The most sophisticated of the networks is the one that members operate on the highway. They may have economic animals in their company or not but do not be deceived, they are armed with sophisticated weapons. They have been identified by the Federal Government as citizens of Nigeria that may choose to live wherever they will and may upturn the policy of any state government that appears unacceptable to them.
Months ago when Donald J. Trump, ex-President United States of America was claiming that elections had been stolen, the people looked around, asked him how it was and afterwards dismissed his claim as the ranting of an unserious politicians.
They were to discover that he had stolen electoral integrity of America and the unity of the political class. He was going to steal the Presidency from Joe Biden. They steal valuables including life savings. They can steal love, influence, power, authority and even the state. Because of their desperation, they do not give up early. Having lost the election, Donald Trump that should know better, went ahead to sponsor protesters and hoodlums to truncate the process.
But because the process was transparent and free, there was no effect. If the election of Museveni Yoweri of Uganda were subject to forensic diagnosis of Andrew Forty, it would not stand.
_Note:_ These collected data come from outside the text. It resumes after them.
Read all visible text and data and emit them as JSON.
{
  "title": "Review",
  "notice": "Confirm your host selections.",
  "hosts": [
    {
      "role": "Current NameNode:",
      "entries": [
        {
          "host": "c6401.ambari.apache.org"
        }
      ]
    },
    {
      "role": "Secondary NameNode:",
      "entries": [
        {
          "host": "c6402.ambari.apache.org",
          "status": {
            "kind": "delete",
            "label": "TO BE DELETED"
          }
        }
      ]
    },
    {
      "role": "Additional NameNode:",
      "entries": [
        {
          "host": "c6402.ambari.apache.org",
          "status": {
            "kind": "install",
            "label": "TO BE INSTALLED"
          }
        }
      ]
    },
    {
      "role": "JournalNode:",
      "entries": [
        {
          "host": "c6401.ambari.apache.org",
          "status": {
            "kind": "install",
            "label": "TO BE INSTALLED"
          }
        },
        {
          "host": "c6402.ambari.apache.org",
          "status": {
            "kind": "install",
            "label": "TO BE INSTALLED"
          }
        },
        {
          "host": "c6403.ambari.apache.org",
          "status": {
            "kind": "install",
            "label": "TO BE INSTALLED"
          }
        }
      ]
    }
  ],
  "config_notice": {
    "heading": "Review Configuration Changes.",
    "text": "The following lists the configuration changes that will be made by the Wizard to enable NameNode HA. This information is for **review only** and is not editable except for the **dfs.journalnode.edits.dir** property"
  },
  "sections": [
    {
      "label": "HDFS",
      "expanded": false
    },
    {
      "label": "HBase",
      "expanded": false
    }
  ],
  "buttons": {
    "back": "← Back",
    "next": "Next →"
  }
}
Vote buyers, torturers, figure manipulators and witch doctors all had a role to play and the cybercriminals must have helped with a befitting packaging.
A package that portrayed a sub ethnic irredentist as a saint to clear the Augean stable of corruption and successfully did that would sustain any power monger in office.
Robert Mugabe, Yoweri Museveni, Paul Kigame came to power at the crucial points in their country’s national development. They have made landmark contributions and would have voluntarily stepped down while the ovation is loudest. Not yet, not with the social media that could help them steal the shows, and steal the country.
It is like the proverbial tortoise being persuaded to leave an occasion but insisting that ‘not until he has been disgraced’. It is the world of hackers. They are within and without, domestic and public. Highly diversified, they are pastors and some are imams. The other day, a former Vice Chancellor attempted to get N350 million of a university account, the attempt was foiled. If that is not hacking, tell us what it is. When the governor of a state claimed they were looking for some N2 billion to settle Fulani herdsmen was it not which account to hack to make an illicit payment.
Who may save us from this generation of hackers?